Taking prescription opioid painkillers or a common class of antibiotics during pregnancy doesn't increase the risk of major birth defects, according to two new studies.
Both are often prescribed to pregnant women. Some studies have linked them with certain birth defects, but findings have been inconsistent.
These new studies — published Feb. 10 in the BMJ — sought to clarify the issue.
In the first study, researchers led by Dr. Brian Bateman, an associate professor of medicine at Brigham and Women's Hospital in Boston, analyzed 2000-2015 data for more than 82,000 U.S. women who received two or more opioid prescriptions during the first trimester of pregnancy.
After accounting for other potential risk factors, there was no clinically meaningful increase in the risk of major birth defects overall, or in the risk of heart malformations, club foot or neural tube defects, researchers found.
Opioids were associated with a small increased risk for cleft palate (four to five additional cases among 10,000 pregnancies in which opioids were taken in the first trimester). In a journal news release, the authors said doctors should advise patients about this potential risk.
Overall, the findings suggest that the use of prescription opioids in early pregnancy isn't associated with a substantial increase in the risk of major birth defects, according to Bateman and his team.
In the second study, researchers led by Dr. Niklas Worm Andersson of Statens Serum Institute in Copenhagen, analyzed data on nearly 1.2 million pregnancies in Denmark between 1997 and 2016. They found no association between taking macrolide antibiotics in early pregnancy and the risk of major birth defects.
Macrolides are a class of antibiotics that include azithromycin and erythromycin, but not penicillin.
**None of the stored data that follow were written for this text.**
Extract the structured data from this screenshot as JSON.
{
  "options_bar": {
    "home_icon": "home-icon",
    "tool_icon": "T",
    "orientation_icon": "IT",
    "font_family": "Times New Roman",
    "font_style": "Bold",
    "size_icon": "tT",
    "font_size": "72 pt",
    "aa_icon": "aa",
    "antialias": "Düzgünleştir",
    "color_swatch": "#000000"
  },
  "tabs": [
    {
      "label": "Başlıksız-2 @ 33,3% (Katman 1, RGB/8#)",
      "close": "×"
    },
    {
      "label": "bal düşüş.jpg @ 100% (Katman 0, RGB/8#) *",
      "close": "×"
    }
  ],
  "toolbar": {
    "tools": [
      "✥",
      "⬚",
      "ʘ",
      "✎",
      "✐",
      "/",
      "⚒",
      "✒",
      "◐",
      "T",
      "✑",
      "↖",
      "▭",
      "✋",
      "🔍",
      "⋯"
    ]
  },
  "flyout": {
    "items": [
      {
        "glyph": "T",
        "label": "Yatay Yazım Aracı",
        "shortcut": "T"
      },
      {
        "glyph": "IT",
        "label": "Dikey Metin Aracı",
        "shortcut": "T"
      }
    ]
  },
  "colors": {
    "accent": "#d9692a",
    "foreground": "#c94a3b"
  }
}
Rates of major birth defects were 35 per 1,000 pregnancies among women who took macrolides, compared with 37 per 1,000 among women who took penicillin, and 33 per 1,000 among women who used no antibiotics during pregnancy.
Both studies were observational, so they can't establish cause and effect. They relied on women taking the drugs as prescribed, the two research teams noted.
But they added that these were large studies that used reliable data and accounted for a range of risk factors that may have affected the results.
The findings should reassure women who are prescribed opioid painkillers or antibiotics during pregnancy, the authors concluded.